Poseía una gran biblioteca, la cual doné  cuando murió, a unos seminaristas por Herrera. Era un gran lector, herencia que nos dejó. Siempre tenía un libro en las manos.

Como era inquieto, se preocupó de hacernos nuestro árbol genealógico. Se entró en todos los archivos que consideró podían aportarle datos. Al trabajar mucho tiempo como secretario particular de algunos obispos, tuvo acceso a los archivos religiosos, por eso hizo un trabajo minucioso y serio. Tendría hoy 105 años. 

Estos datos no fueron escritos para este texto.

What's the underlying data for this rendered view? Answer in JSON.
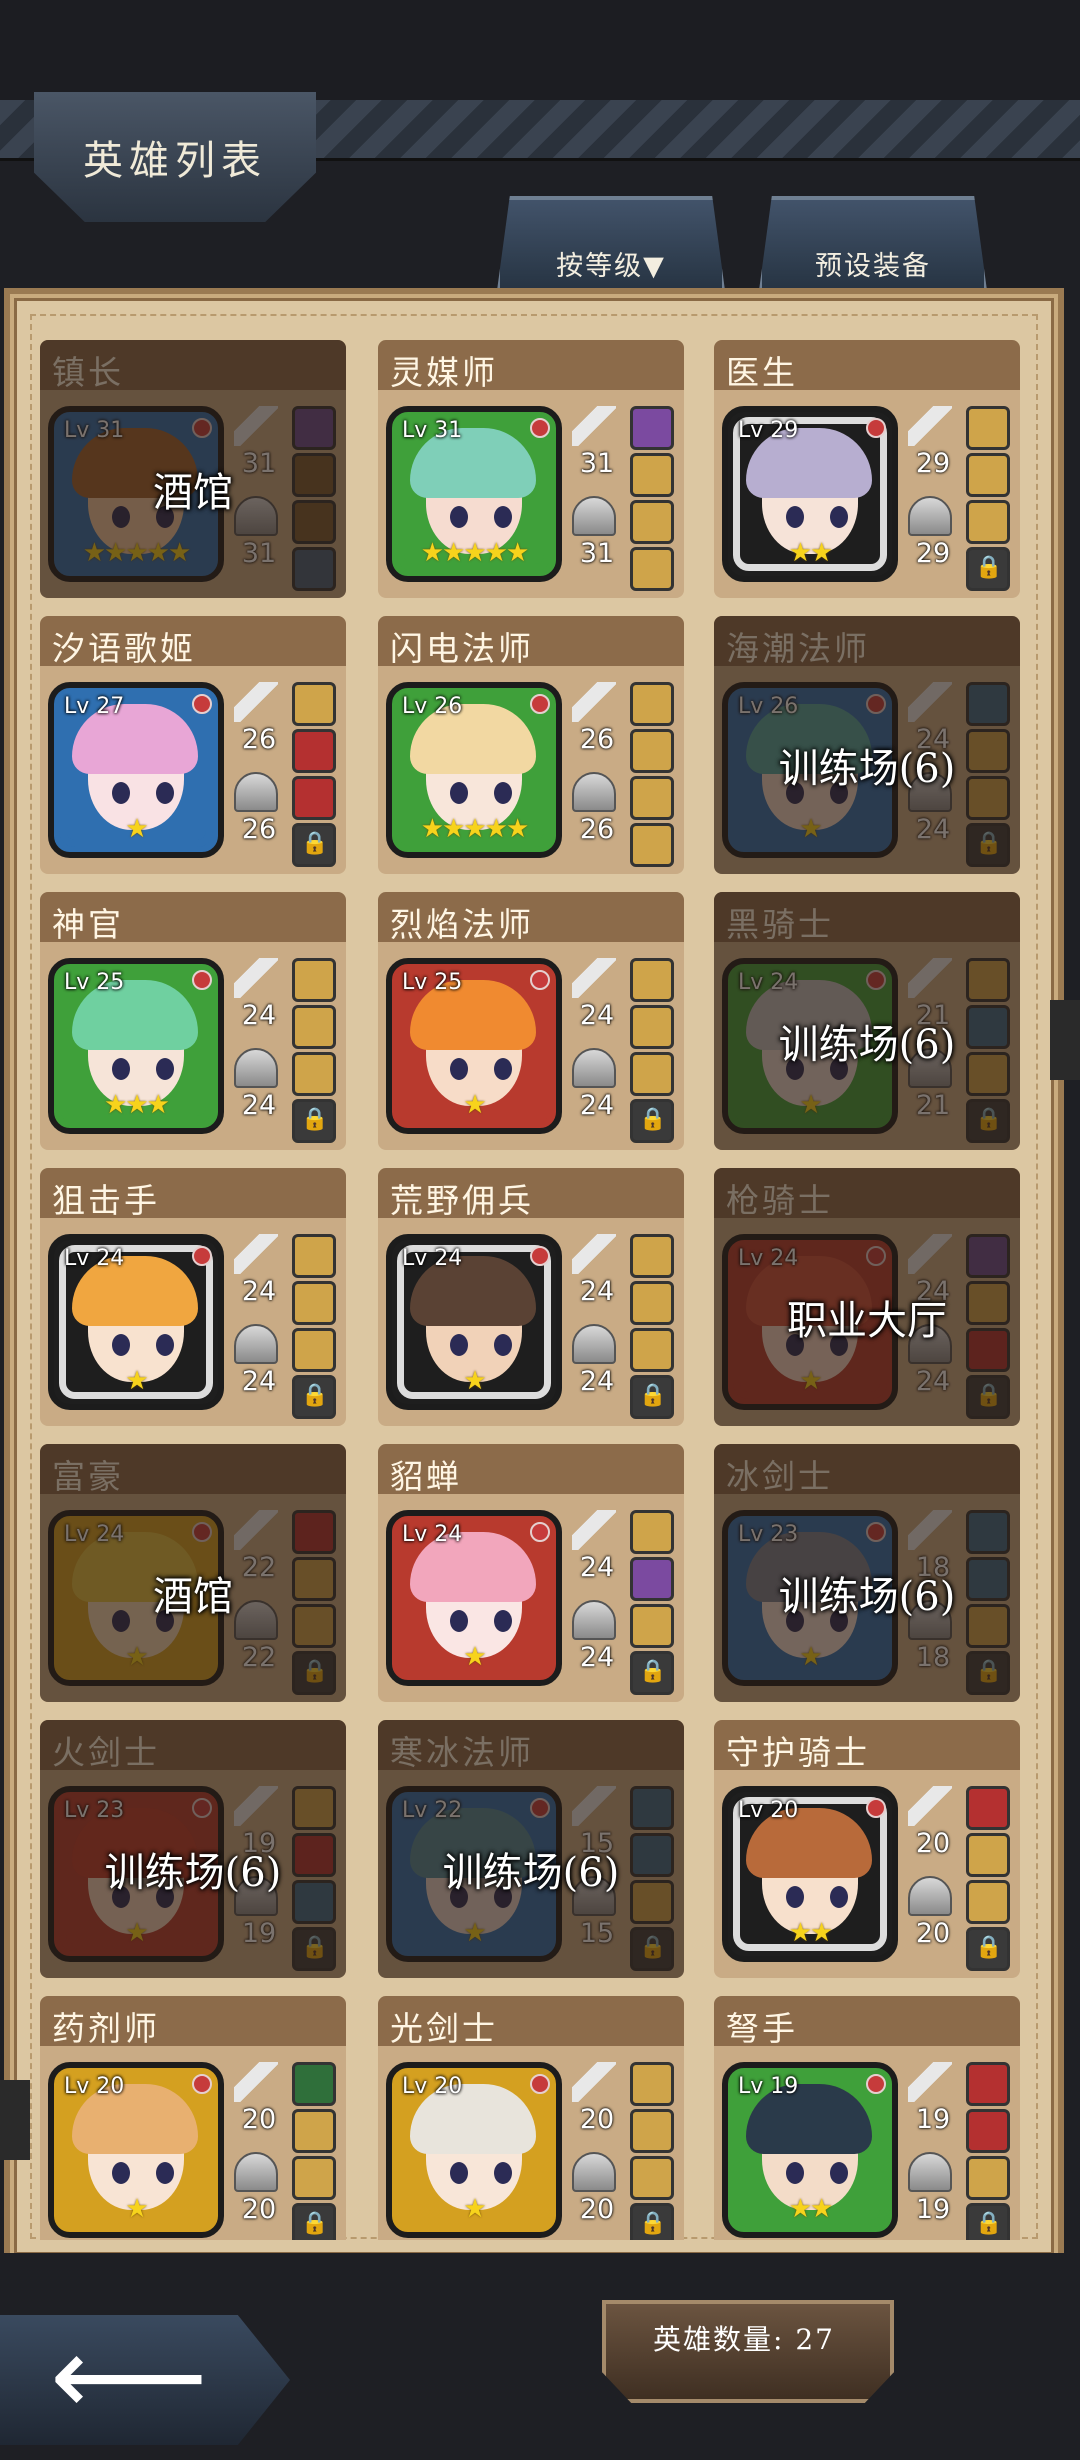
{
  "header": {
    "title": "英雄列表"
  },
  "tabs": [
    {
      "label": "按等级▼"
    },
    {
      "label": "预设装备"
    }
  ],
  "footer": {
    "hero_count": "英雄数量: 27"
  },
  "heroes": [
    {
      "name": "镇长",
      "lv": "Lv 31",
      "weapon": "31",
      "armor": "31",
      "stars": "★★★★★",
      "frame": "#2f6fb0",
      "hair": "#a0622e",
      "skin": "#f2c9a0",
      "dim": true,
      "overlay": "酒馆",
      "slots": [
        "#6a4a90",
        "#7a5a30",
        "#7a5a30",
        "#44607a"
      ]
    },
    {
      "name": "灵媒师",
      "lv": "Lv 31",
      "weapon": "31",
      "armor": "31",
      "stars": "★★★★★",
      "frame": "#3fa03a",
      "hair": "#7fcfb8",
      "skin": "#f6dcd0",
      "dim": false,
      "overlay": "",
      "slots": [
        "#7b4aa0",
        "#cfa44a",
        "#cfa44a",
        "#cfa44a"
      ]
    },
    {
      "name": "医生",
      "lv": "Lv 29",
      "weapon": "29",
      "armor": "29",
      "stars": "★★",
      "frame": "#1e1e1e",
      "hair": "#b7aed0",
      "skin": "#f6e3d8",
      "dim": false,
      "overlay": "",
      "slots": [
        "#cfa44a",
        "#cfa44a",
        "#cfa44a",
        "lock"
      ]
    },
    {
      "name": "汐语歌姬",
      "lv": "Lv 27",
      "weapon": "26",
      "armor": "26",
      "stars": "★",
      "frame": "#2f6fb0",
      "hair": "#e8a6d6",
      "skin": "#f9e2e4",
      "dim": false,
      "overlay": "",
      "slots": [
        "#cfa44a",
        "#b43030",
        "#b43030",
        "lock"
      ]
    },
    {
      "name": "闪电法师",
      "lv": "Lv 26",
      "weapon": "26",
      "armor": "26",
      "stars": "★★★★★",
      "frame": "#3fa03a",
      "hair": "#f2d8a2",
      "skin": "#f8e6da",
      "dim": false,
      "overlay": "",
      "slots": [
        "#cfa44a",
        "#cfa44a",
        "#cfa44a",
        "#cfa44a"
      ]
    },
    {
      "name": "海潮法师",
      "lv": "Lv 26",
      "weapon": "24",
      "armor": "24",
      "stars": "★",
      "frame": "#2f6fb0",
      "hair": "#4fa6a0",
      "skin": "#f0d8c8",
      "dim": true,
      "overlay": "训练场(6)",
      "slots": [
        "#3b6a8a",
        "#cfa44a",
        "#cfa44a",
        "lock"
      ]
    },
    {
      "name": "神官",
      "lv": "Lv 25",
      "weapon": "24",
      "armor": "24",
      "stars": "★★★",
      "frame": "#3fa03a",
      "hair": "#6fd0a0",
      "skin": "#f6e4d8",
      "dim": false,
      "overlay": "",
      "slots": [
        "#cfa44a",
        "#cfa44a",
        "#cfa44a",
        "lock"
      ]
    },
    {
      "name": "烈焰法师",
      "lv": "Lv 25",
      "weapon": "24",
      "armor": "24",
      "stars": "★",
      "frame": "#b83a2e",
      "hair": "#f08a30",
      "skin": "#f7dcc8",
      "dim": false,
      "overlay": "",
      "slots": [
        "#cfa44a",
        "#cfa44a",
        "#cfa44a",
        "lock"
      ]
    },
    {
      "name": "黑骑士",
      "lv": "Lv 24",
      "weapon": "21",
      "armor": "21",
      "stars": "★",
      "frame": "#3fa03a",
      "hair": "#bfbfbf",
      "skin": "#e8d8d0",
      "dim": true,
      "overlay": "训练场(6)",
      "slots": [
        "#cfa44a",
        "#3b6a8a",
        "#cfa44a",
        "lock"
      ]
    },
    {
      "name": "狙击手",
      "lv": "Lv 24",
      "weapon": "24",
      "armor": "24",
      "stars": "★",
      "frame": "#1e1e1e",
      "hair": "#f0a640",
      "skin": "#f8e2cf",
      "dim": false,
      "overlay": "",
      "slots": [
        "#cfa44a",
        "#cfa44a",
        "#cfa44a",
        "lock"
      ]
    },
    {
      "name": "荒野佣兵",
      "lv": "Lv 24",
      "weapon": "24",
      "armor": "24",
      "stars": "★",
      "frame": "#1e1e1e",
      "hair": "#5a4234",
      "skin": "#f1d2b8",
      "dim": false,
      "overlay": "",
      "slots": [
        "#cfa44a",
        "#cfa44a",
        "#cfa44a",
        "lock"
      ]
    },
    {
      "name": "枪骑士",
      "lv": "Lv 24",
      "weapon": "24",
      "armor": "24",
      "stars": "★",
      "frame": "#b83a2e",
      "hair": "#d0503a",
      "skin": "#f4d6c4",
      "dim": true,
      "overlay": "职业大厅",
      "slots": [
        "#6a4a90",
        "#cfa44a",
        "#b43030",
        "lock"
      ]
    },
    {
      "name": "富豪",
      "lv": "Lv 24",
      "weapon": "22",
      "armor": "22",
      "stars": "★",
      "frame": "#d4a020",
      "hair": "#e2c040",
      "skin": "#f2d8b4",
      "dim": true,
      "overlay": "酒馆",
      "slots": [
        "#b43030",
        "#cfa44a",
        "#cfa44a",
        "lock"
      ]
    },
    {
      "name": "貂蝉",
      "lv": "Lv 24",
      "weapon": "24",
      "armor": "24",
      "stars": "★",
      "frame": "#b83a2e",
      "hair": "#f2a6bc",
      "skin": "#fae6e4",
      "dim": false,
      "overlay": "",
      "slots": [
        "#cfa44a",
        "#7b4aa0",
        "#cfa44a",
        "lock"
      ]
    },
    {
      "name": "冰剑士",
      "lv": "Lv 23",
      "weapon": "18",
      "armor": "18",
      "stars": "★",
      "frame": "#2f6fb0",
      "hair": "#7a8090",
      "skin": "#efdcd2",
      "dim": true,
      "overlay": "训练场(6)",
      "slots": [
        "#3b6a8a",
        "#3b6a8a",
        "#cfa44a",
        "lock"
      ]
    },
    {
      "name": "火剑士",
      "lv": "Lv 23",
      "weapon": "19",
      "armor": "19",
      "stars": "★",
      "frame": "#b83a2e",
      "hair": "#c03a2a",
      "skin": "#f2d2bc",
      "dim": true,
      "overlay": "训练场(6)",
      "slots": [
        "#cfa44a",
        "#b43030",
        "#3b6a8a",
        "lock"
      ]
    },
    {
      "name": "寒冰法师",
      "lv": "Lv 22",
      "weapon": "15",
      "armor": "15",
      "stars": "★",
      "frame": "#2f6fb0",
      "hair": "#4f8a9a",
      "skin": "#e6d6cc",
      "dim": true,
      "overlay": "训练场(6)",
      "slots": [
        "#3b6a8a",
        "#3b6a8a",
        "#cfa44a",
        "lock"
      ]
    },
    {
      "name": "守护骑士",
      "lv": "Lv 20",
      "weapon": "20",
      "armor": "20",
      "stars": "★★",
      "frame": "#1e1e1e",
      "hair": "#b86a3a",
      "skin": "#f7e0cc",
      "dim": false,
      "overlay": "",
      "slots": [
        "#b43030",
        "#cfa44a",
        "#cfa44a",
        "lock"
      ]
    },
    {
      "name": "药剂师",
      "lv": "Lv 20",
      "weapon": "20",
      "armor": "20",
      "stars": "★",
      "frame": "#d4a020",
      "hair": "#e8b070",
      "skin": "#f8e4d4",
      "dim": false,
      "overlay": "",
      "slots": [
        "#2f6f3a",
        "#cfa44a",
        "#cfa44a",
        "lock"
      ]
    },
    {
      "name": "光剑士",
      "lv": "Lv 20",
      "weapon": "20",
      "armor": "20",
      "stars": "★",
      "frame": "#d4a020",
      "hair": "#e8e4dc",
      "skin": "#f8e6d8",
      "dim": false,
      "overlay": "",
      "slots": [
        "#cfa44a",
        "#cfa44a",
        "#cfa44a",
        "lock"
      ]
    },
    {
      "name": "弩手",
      "lv": "Lv 19",
      "weapon": "19",
      "armor": "19",
      "stars": "★★",
      "frame": "#3fa03a",
      "hair": "#2a3a4a",
      "skin": "#f3dcc8",
      "dim": false,
      "overlay": "",
      "slots": [
        "#b43030",
        "#b43030",
        "#cfa44a",
        "lock"
      ]
    }
  ]
}
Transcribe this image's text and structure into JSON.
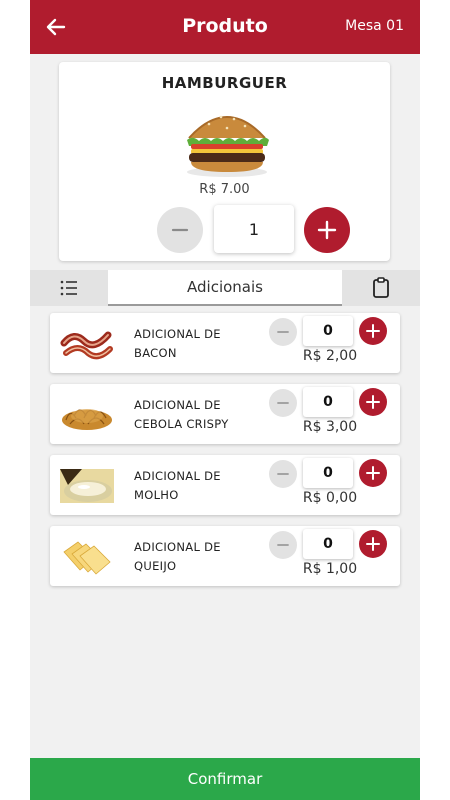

Un día, hace de eso cerca de treinta años, apareció una pariente nuestra, su visita no tenía otro propósito que no fuera que  le consiguiéramos el árbol genealógico que sabía mi papá había hecho,  porque “ya sí era verdad que se iba a conseguir la herencia del Barón de la Atalaya” que nos pertenecía a la familia Guzmán.

Papá con estudios de filosofía, quien casi se ordenó de sacerdote,  no solo fue un gran maestro, un investigador, un gran artesano, un verdadero artista, sino conocedor de la idiosincrasia del dominicano, la miró y le dijo que le daría una copia, pero que él creció escuchando a mi abuelo, su padre, quien murió hace setenta años, por lo que no lo conocí,  hablar sobre esa famosa fortuna que no era más que una leyenda, que qué tonta la gente.

De todos modos le dio una copia, nunca supimos qué resultados tuvo en sus averiguaciones, pero mi papá me dijo, al igual que le dijo su padre y yo ya hace mucho tiempo a mis hijos, que eso era algo cíclico, que cada cierto tiempo aparecía alguien tan iluso y algunos vivos, creyendo en historias inventadas.

Lo único que me duele y lamento es que si mi padre no hubiera sido tan escéptico, tal vez hoy yo fuera una “baronesa” y por ende, multimillonaria, en vez de ser una simple y humilde ama de casa.